Share

Bab 3

Saat pulang, Hansen mengusap alisnya dengan kelelahan. Dia telah menyelesaikan tugas besar, tetapi entah mengapa, pikirannya merasa gelisah. Seolah-olah teringat sesuatu, dia membuka WhatsApp di ponselnya.

Jari-jarinya yang panjang berhenti pada riwayat obrolan antara kami berdua. Di sana, masih tersimpan catatan pertengkaran kami.

Sebulan yang lalu, Hansen tiba-tiba mengatakan bersedia menikah denganku. Padahal, sejak aku beranjak dewasa, kami sudah tidur bersama.

Namun selama bertahun-tahun, Hansen tidak pernah mengakui bahwa aku adalah pacarnya. Dia selalu mengatakan kepada orang luar bahwa aku hanyalah adiknya. Apalagi membahas soal pernikahan.

Tiba-tiba saja, dia melunak dan berkata ingin menikah denganku. Mungkin itu adalah salah satu momen langka yang membuatku merasa bahagia dalam hidupku. Namun, kalimatnya berikutnya langsung menjatuhkanku ke jurang terdalam.

"Menikah denganku ada satu syarat.
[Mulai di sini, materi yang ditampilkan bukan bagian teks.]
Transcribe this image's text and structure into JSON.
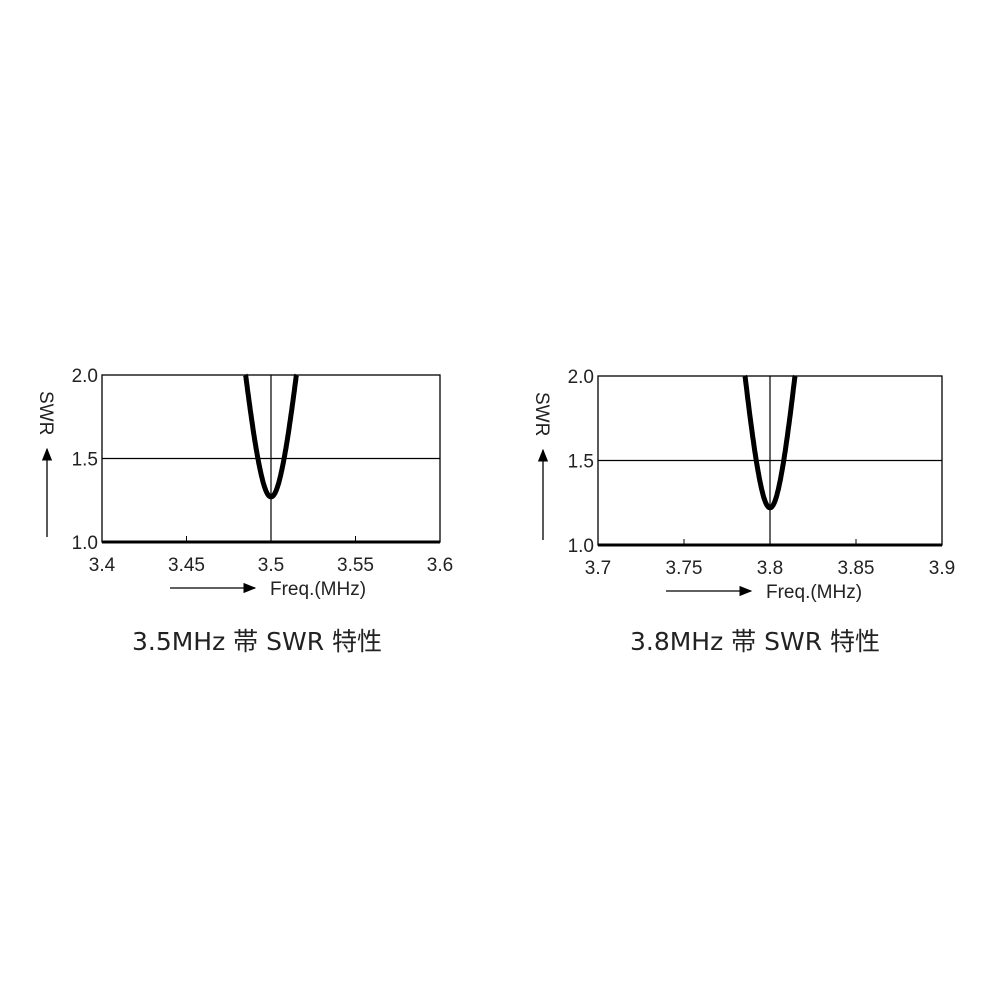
{
  "chart_data": [
    {
      "type": "line",
      "title": "3.5MHz 帯 SWR 特性",
      "xlabel": "Freq.(MHz)",
      "ylabel": "SWR",
      "xlim": [
        3.4,
        3.6
      ],
      "ylim": [
        1.0,
        2.0
      ],
      "xticks": [
        "3.4",
        "3.45",
        "3.5",
        "3.55",
        "3.6"
      ],
      "yticks": [
        "1.0",
        "1.5",
        "2.0"
      ],
      "grid": {
        "horizontal": [
          1.5
        ],
        "vertical": [
          3.5
        ]
      },
      "series": [
        {
          "x": [
            3.486,
            3.493,
            3.5,
            3.507,
            3.516
          ],
          "y": [
            2.0,
            1.6,
            1.27,
            1.6,
            2.0
          ],
          "min_x": 3.5,
          "min_y": 1.27,
          "half_width_at_2": 0.015
        }
      ]
    },
    {
      "type": "line",
      "title": "3.8MHz 帯 SWR 特性",
      "xlabel": "Freq.(MHz)",
      "ylabel": "SWR",
      "xlim": [
        3.7,
        3.9
      ],
      "ylim": [
        1.0,
        2.0
      ],
      "xticks": [
        "3.7",
        "3.75",
        "3.8",
        "3.85",
        "3.9"
      ],
      "yticks": [
        "1.0",
        "1.5",
        "2.0"
      ],
      "grid": {
        "horizontal": [
          1.5
        ],
        "vertical": [
          3.8
        ]
      },
      "series": [
        {
          "x": [
            3.786,
            3.793,
            3.8,
            3.807,
            3.815
          ],
          "y": [
            2.0,
            1.6,
            1.22,
            1.6,
            2.0
          ],
          "min_x": 3.8,
          "min_y": 1.22,
          "half_width_at_2": 0.0145
        }
      ]
    }
  ],
  "colors": {
    "line": "#000000",
    "text": "#222222"
  }
}
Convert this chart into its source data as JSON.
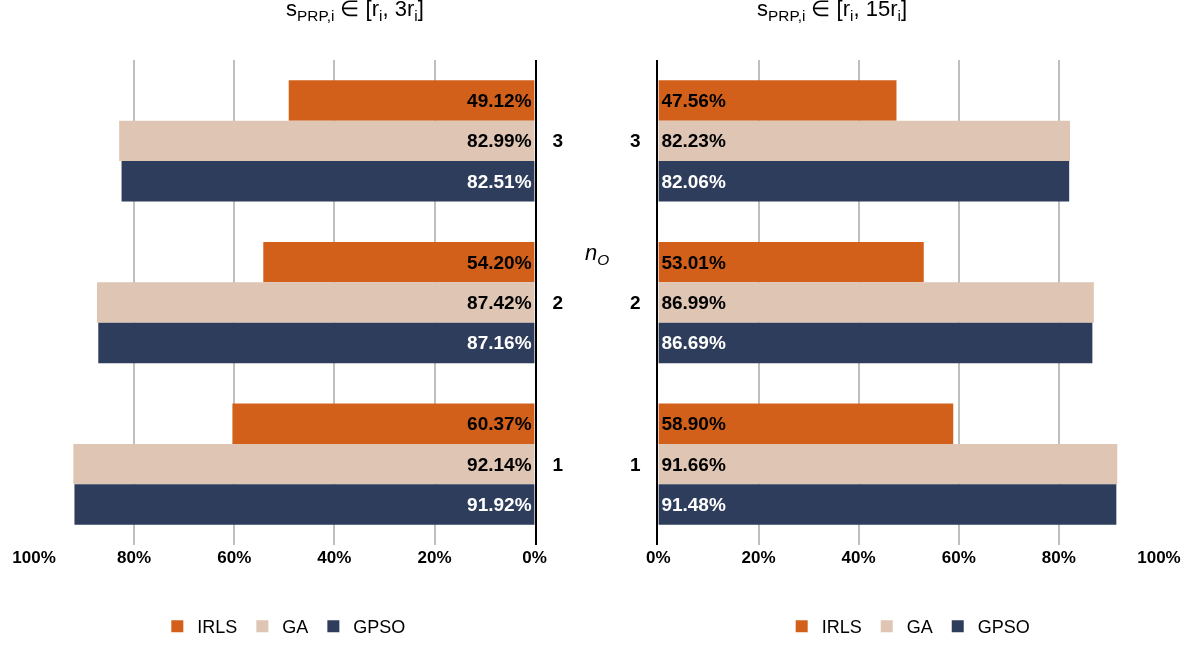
{
  "chart_data": [
    {
      "type": "bar",
      "orientation": "horizontal",
      "title": "s$_{PRP,i}$ ∈ [r$_{i}$, 3r$_{i}$]",
      "ylabel": "n$_{O}$",
      "categories": [
        "3",
        "2",
        "1"
      ],
      "series": [
        {
          "name": "IRLS",
          "color": "#d2601a",
          "values": [
            49.12,
            54.2,
            60.37
          ],
          "value_labels": [
            "49.12%",
            "54.20%",
            "60.37%"
          ]
        },
        {
          "name": "GA",
          "color": "#dfc5b3",
          "values": [
            82.99,
            87.42,
            92.14
          ],
          "value_labels": [
            "82.99%",
            "87.42%",
            "92.14%"
          ]
        },
        {
          "name": "GPSO",
          "color": "#2e3d5c",
          "values": [
            82.51,
            87.16,
            91.92
          ],
          "value_labels": [
            "82.51%",
            "87.16%",
            "91.92%"
          ]
        }
      ],
      "xlim": [
        100,
        0
      ],
      "xticks": [
        {
          "value": 100,
          "label": "100%"
        },
        {
          "value": 80,
          "label": "80%"
        },
        {
          "value": 60,
          "label": "60%"
        },
        {
          "value": 40,
          "label": "40%"
        },
        {
          "value": 20,
          "label": "20%"
        },
        {
          "value": 0,
          "label": "0%"
        }
      ],
      "grid": "x",
      "legend": "bottom"
    },
    {
      "type": "bar",
      "orientation": "horizontal",
      "title": "s$_{PRP,i}$ ∈ [r$_{i}$, 15r$_{i}$]",
      "categories": [
        "3",
        "2",
        "1"
      ],
      "series": [
        {
          "name": "IRLS",
          "color": "#d2601a",
          "values": [
            47.56,
            53.01,
            58.9
          ],
          "value_labels": [
            "47.56%",
            "53.01%",
            "58.90%"
          ]
        },
        {
          "name": "GA",
          "color": "#dfc5b3",
          "values": [
            82.23,
            86.99,
            91.66
          ],
          "value_labels": [
            "82.23%",
            "86.99%",
            "91.66%"
          ]
        },
        {
          "name": "GPSO",
          "color": "#2e3d5c",
          "values": [
            82.06,
            86.69,
            91.48
          ],
          "value_labels": [
            "82.06%",
            "86.69%",
            "91.48%"
          ]
        }
      ],
      "xlim": [
        0,
        100
      ],
      "xticks": [
        {
          "value": 0,
          "label": "0%"
        },
        {
          "value": 20,
          "label": "20%"
        },
        {
          "value": 40,
          "label": "40%"
        },
        {
          "value": 60,
          "label": "60%"
        },
        {
          "value": 80,
          "label": "80%"
        },
        {
          "value": 100,
          "label": "100%"
        }
      ],
      "grid": "x",
      "legend": "bottom"
    }
  ]
}
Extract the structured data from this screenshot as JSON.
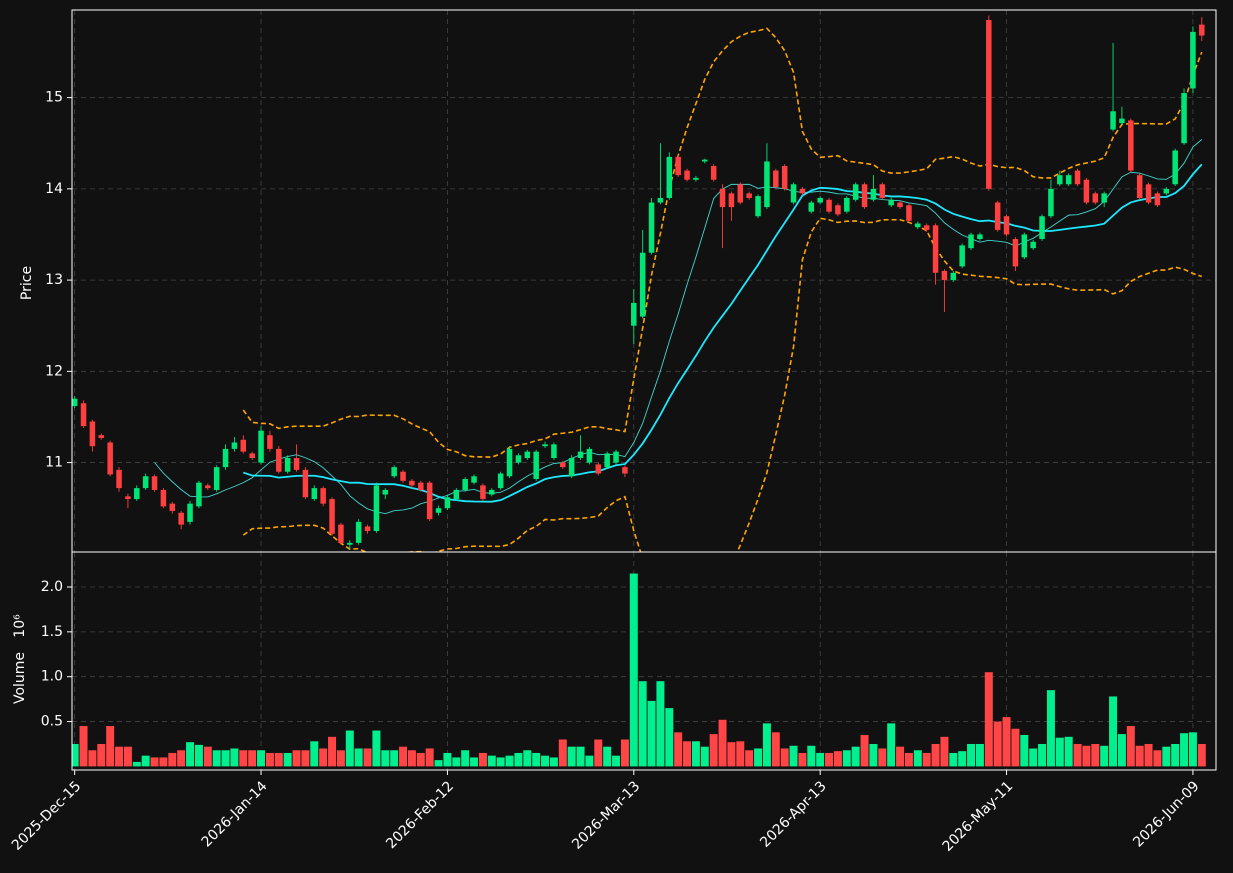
{
  "chart_data": {
    "type": "candlestick",
    "ylabel": "Price",
    "volume_ylabel": "Volume",
    "volume_offset_label": "10⁶",
    "ylim": [
      10.02,
      15.96
    ],
    "yticks": [
      11,
      12,
      13,
      14,
      15
    ],
    "volume_ylim": [
      -0.04,
      2.39
    ],
    "volume_yticks": [
      0.5,
      {
        "value": 1,
        "label": "1.0"
      },
      1.5,
      {
        "value": 2,
        "label": "2.0"
      }
    ],
    "xlim": [
      -0.3,
      128.6
    ],
    "grid": true,
    "up_color": "#00e676",
    "down_color": "#ff4040",
    "volume_up_color": "#00f090",
    "volume_down_color": "#ff4545",
    "ma_colors": [
      "#3fd8d0",
      "#1ee8ff"
    ],
    "band_color": "#ffa500",
    "categories": [
      "2025-Dec-15",
      null,
      null,
      null,
      null,
      null,
      null,
      null,
      null,
      null,
      null,
      null,
      null,
      null,
      null,
      null,
      null,
      null,
      null,
      null,
      null,
      "2026-Jan-14",
      null,
      null,
      null,
      null,
      null,
      null,
      null,
      null,
      null,
      null,
      null,
      null,
      null,
      null,
      null,
      null,
      null,
      null,
      null,
      null,
      "2026-Feb-12",
      null,
      null,
      null,
      null,
      null,
      null,
      null,
      null,
      null,
      null,
      null,
      null,
      null,
      null,
      null,
      null,
      null,
      null,
      null,
      null,
      "2026-Mar-13",
      null,
      null,
      null,
      null,
      null,
      null,
      null,
      null,
      null,
      null,
      null,
      null,
      null,
      null,
      null,
      null,
      null,
      null,
      null,
      null,
      "2026-Apr-13",
      null,
      null,
      null,
      null,
      null,
      null,
      null,
      null,
      null,
      null,
      null,
      null,
      null,
      null,
      null,
      null,
      null,
      null,
      null,
      null,
      "2026-May-11",
      null,
      null,
      null,
      null,
      null,
      null,
      null,
      null,
      null,
      null,
      null,
      null,
      null,
      null,
      null,
      null,
      null,
      null,
      null,
      null,
      "2026-Jun-09",
      null
    ],
    "candles": [
      [
        11.62,
        11.73,
        11.6,
        11.7
      ],
      [
        11.65,
        11.68,
        11.38,
        11.4
      ],
      [
        11.45,
        11.47,
        11.12,
        11.18
      ],
      [
        11.3,
        11.32,
        11.25,
        11.27
      ],
      [
        11.22,
        11.24,
        10.85,
        10.87
      ],
      [
        10.92,
        10.95,
        10.68,
        10.72
      ],
      [
        10.63,
        10.66,
        10.5,
        10.6
      ],
      [
        10.6,
        10.75,
        10.58,
        10.72
      ],
      [
        10.72,
        10.88,
        10.7,
        10.85
      ],
      [
        10.85,
        10.87,
        10.68,
        10.7
      ],
      [
        10.7,
        10.72,
        10.5,
        10.52
      ],
      [
        10.55,
        10.57,
        10.44,
        10.47
      ],
      [
        10.45,
        10.47,
        10.27,
        10.32
      ],
      [
        10.35,
        10.58,
        10.32,
        10.55
      ],
      [
        10.52,
        10.8,
        10.5,
        10.78
      ],
      [
        10.75,
        10.77,
        10.7,
        10.72
      ],
      [
        10.7,
        10.97,
        10.68,
        10.95
      ],
      [
        10.95,
        11.2,
        10.92,
        11.15
      ],
      [
        11.15,
        11.28,
        11.12,
        11.22
      ],
      [
        11.25,
        11.3,
        11.1,
        11.12
      ],
      [
        11.1,
        11.12,
        11.03,
        11.05
      ],
      [
        11.0,
        11.4,
        10.98,
        11.35
      ],
      [
        11.3,
        11.35,
        11.12,
        11.15
      ],
      [
        11.15,
        11.18,
        10.88,
        10.9
      ],
      [
        10.9,
        11.08,
        10.88,
        11.05
      ],
      [
        11.05,
        11.2,
        10.9,
        10.92
      ],
      [
        10.92,
        10.95,
        10.6,
        10.62
      ],
      [
        10.6,
        10.75,
        10.58,
        10.72
      ],
      [
        10.72,
        10.74,
        10.52,
        10.55
      ],
      [
        10.6,
        10.62,
        10.2,
        10.22
      ],
      [
        10.32,
        10.34,
        10.1,
        10.12
      ],
      [
        10.1,
        10.15,
        10.05,
        10.12
      ],
      [
        10.12,
        10.38,
        10.1,
        10.35
      ],
      [
        10.3,
        10.32,
        10.22,
        10.25
      ],
      [
        10.25,
        10.78,
        10.23,
        10.75
      ],
      [
        10.65,
        10.72,
        10.6,
        10.7
      ],
      [
        10.85,
        10.97,
        10.83,
        10.95
      ],
      [
        10.9,
        10.92,
        10.78,
        10.8
      ],
      [
        10.8,
        10.82,
        10.72,
        10.75
      ],
      [
        10.78,
        10.8,
        10.68,
        10.7
      ],
      [
        10.78,
        10.8,
        10.36,
        10.38
      ],
      [
        10.45,
        10.53,
        10.42,
        10.5
      ],
      [
        10.5,
        10.65,
        10.48,
        10.62
      ],
      [
        10.6,
        10.72,
        10.58,
        10.7
      ],
      [
        10.7,
        10.84,
        10.68,
        10.82
      ],
      [
        10.78,
        10.87,
        10.76,
        10.85
      ],
      [
        10.75,
        10.77,
        10.58,
        10.6
      ],
      [
        10.65,
        10.72,
        10.63,
        10.7
      ],
      [
        10.72,
        10.9,
        10.7,
        10.88
      ],
      [
        10.85,
        11.18,
        10.83,
        11.15
      ],
      [
        11.0,
        11.1,
        10.98,
        11.08
      ],
      [
        11.05,
        11.14,
        11.03,
        11.12
      ],
      [
        10.82,
        11.14,
        10.8,
        11.12
      ],
      [
        11.18,
        11.23,
        11.16,
        11.2
      ],
      [
        11.05,
        11.22,
        11.03,
        11.2
      ],
      [
        11.0,
        11.02,
        10.93,
        10.95
      ],
      [
        10.85,
        11.08,
        10.83,
        11.05
      ],
      [
        11.05,
        11.3,
        11.03,
        11.12
      ],
      [
        11.0,
        11.17,
        10.98,
        11.15
      ],
      [
        10.98,
        11.0,
        10.86,
        10.88
      ],
      [
        10.95,
        11.12,
        10.93,
        11.1
      ],
      [
        11.0,
        11.14,
        10.98,
        11.12
      ],
      [
        10.95,
        10.97,
        10.84,
        10.88
      ],
      [
        12.5,
        12.9,
        12.3,
        12.75
      ],
      [
        12.6,
        13.55,
        12.58,
        13.3
      ],
      [
        13.3,
        13.9,
        13.28,
        13.85
      ],
      [
        13.85,
        14.5,
        13.83,
        13.9
      ],
      [
        13.9,
        14.4,
        13.88,
        14.35
      ],
      [
        14.35,
        14.37,
        14.13,
        14.15
      ],
      [
        14.2,
        14.22,
        14.08,
        14.1
      ],
      [
        14.1,
        14.14,
        14.08,
        14.12
      ],
      [
        14.3,
        14.33,
        14.28,
        14.32
      ],
      [
        14.25,
        14.27,
        14.08,
        14.1
      ],
      [
        14.0,
        14.05,
        13.35,
        13.8
      ],
      [
        13.95,
        13.97,
        13.65,
        13.8
      ],
      [
        14.05,
        14.07,
        13.83,
        13.85
      ],
      [
        13.95,
        13.97,
        13.88,
        13.9
      ],
      [
        13.7,
        13.94,
        13.68,
        13.92
      ],
      [
        13.8,
        14.5,
        13.78,
        14.3
      ],
      [
        14.2,
        14.22,
        14.0,
        14.02
      ],
      [
        14.25,
        14.27,
        13.98,
        14.0
      ],
      [
        13.85,
        14.07,
        13.83,
        14.05
      ],
      [
        14.0,
        14.02,
        13.93,
        13.95
      ],
      [
        13.75,
        13.87,
        13.73,
        13.85
      ],
      [
        13.85,
        13.92,
        13.83,
        13.9
      ],
      [
        13.88,
        13.9,
        13.73,
        13.75
      ],
      [
        13.82,
        13.84,
        13.7,
        13.72
      ],
      [
        13.75,
        13.92,
        13.73,
        13.9
      ],
      [
        13.88,
        14.07,
        13.86,
        14.05
      ],
      [
        14.05,
        14.07,
        13.78,
        13.8
      ],
      [
        13.88,
        14.15,
        13.86,
        14.0
      ],
      [
        14.05,
        14.07,
        13.88,
        13.9
      ],
      [
        13.82,
        13.9,
        13.8,
        13.88
      ],
      [
        13.85,
        13.87,
        13.78,
        13.8
      ],
      [
        13.82,
        13.84,
        13.63,
        13.65
      ],
      [
        13.58,
        13.64,
        13.56,
        13.62
      ],
      [
        13.6,
        13.62,
        13.53,
        13.55
      ],
      [
        13.6,
        13.62,
        12.95,
        13.08
      ],
      [
        13.1,
        13.12,
        12.65,
        13.0
      ],
      [
        13.0,
        13.1,
        12.98,
        13.08
      ],
      [
        13.15,
        13.4,
        13.13,
        13.38
      ],
      [
        13.35,
        13.52,
        13.33,
        13.5
      ],
      [
        13.45,
        13.52,
        13.43,
        13.5
      ],
      [
        15.85,
        15.9,
        13.98,
        14.0
      ],
      [
        13.85,
        13.87,
        13.53,
        13.55
      ],
      [
        13.7,
        13.72,
        13.48,
        13.5
      ],
      [
        13.45,
        13.47,
        13.1,
        13.15
      ],
      [
        13.25,
        13.52,
        13.23,
        13.5
      ],
      [
        13.35,
        13.44,
        13.33,
        13.42
      ],
      [
        13.45,
        13.72,
        13.43,
        13.7
      ],
      [
        13.7,
        14.1,
        13.68,
        14.0
      ],
      [
        14.05,
        14.2,
        14.03,
        14.15
      ],
      [
        14.05,
        14.17,
        14.03,
        14.15
      ],
      [
        14.2,
        14.22,
        14.03,
        14.05
      ],
      [
        14.1,
        14.12,
        13.83,
        13.85
      ],
      [
        13.95,
        13.97,
        13.83,
        13.85
      ],
      [
        13.85,
        13.97,
        13.8,
        13.95
      ],
      [
        14.65,
        15.6,
        14.63,
        14.85
      ],
      [
        14.72,
        14.9,
        14.7,
        14.77
      ],
      [
        14.75,
        14.77,
        14.18,
        14.2
      ],
      [
        14.15,
        14.17,
        13.88,
        13.9
      ],
      [
        14.05,
        14.07,
        13.83,
        13.85
      ],
      [
        13.95,
        13.97,
        13.8,
        13.82
      ],
      [
        13.95,
        14.02,
        13.93,
        14.0
      ],
      [
        14.05,
        14.44,
        14.03,
        14.42
      ],
      [
        14.5,
        15.1,
        14.48,
        15.05
      ],
      [
        15.1,
        15.78,
        15.05,
        15.72
      ],
      [
        15.8,
        15.88,
        15.62,
        15.68
      ]
    ],
    "volume": [
      0.25,
      0.45,
      0.18,
      0.25,
      0.45,
      0.22,
      0.22,
      0.05,
      0.12,
      0.1,
      0.1,
      0.15,
      0.18,
      0.27,
      0.24,
      0.22,
      0.18,
      0.18,
      0.2,
      0.18,
      0.18,
      0.18,
      0.15,
      0.15,
      0.15,
      0.18,
      0.18,
      0.28,
      0.2,
      0.33,
      0.18,
      0.4,
      0.2,
      0.2,
      0.4,
      0.18,
      0.18,
      0.22,
      0.18,
      0.15,
      0.2,
      0.07,
      0.15,
      0.1,
      0.18,
      0.1,
      0.15,
      0.12,
      0.1,
      0.12,
      0.15,
      0.18,
      0.15,
      0.12,
      0.1,
      0.3,
      0.22,
      0.22,
      0.12,
      0.3,
      0.22,
      0.12,
      0.3,
      2.15,
      0.95,
      0.73,
      0.95,
      0.65,
      0.38,
      0.28,
      0.28,
      0.22,
      0.36,
      0.52,
      0.27,
      0.28,
      0.18,
      0.2,
      0.48,
      0.38,
      0.2,
      0.23,
      0.15,
      0.23,
      0.15,
      0.15,
      0.17,
      0.18,
      0.22,
      0.35,
      0.25,
      0.2,
      0.48,
      0.22,
      0.15,
      0.18,
      0.15,
      0.25,
      0.33,
      0.15,
      0.17,
      0.25,
      0.25,
      1.05,
      0.5,
      0.55,
      0.42,
      0.35,
      0.2,
      0.25,
      0.85,
      0.32,
      0.33,
      0.25,
      0.23,
      0.25,
      0.23,
      0.78,
      0.36,
      0.45,
      0.23,
      0.25,
      0.18,
      0.22,
      0.25,
      0.37,
      0.38,
      0.25
    ]
  }
}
Donorkan salah satu ginjalmu untuk Vivian."

Vivian adalah gadis yang telah didambakannya bertahun-tahun. Aku bahkan tidak tahu bagaimana aku meresponsnya saat itu. Ketika tersadar, aku sudah menolak tawarannya. Hansen menjadi sangat marah. Kami pun terlibat dalam pertengkaran besar.

"Starla, sejak kapan kamu menjadi seegois itu?"

"Kamu adalah pendonor satu-satunya yang cocok untuk Vivian. Percaya padaku, aku adalah dokter terbaik. Aku nggak akan membiarkan kalian celaka."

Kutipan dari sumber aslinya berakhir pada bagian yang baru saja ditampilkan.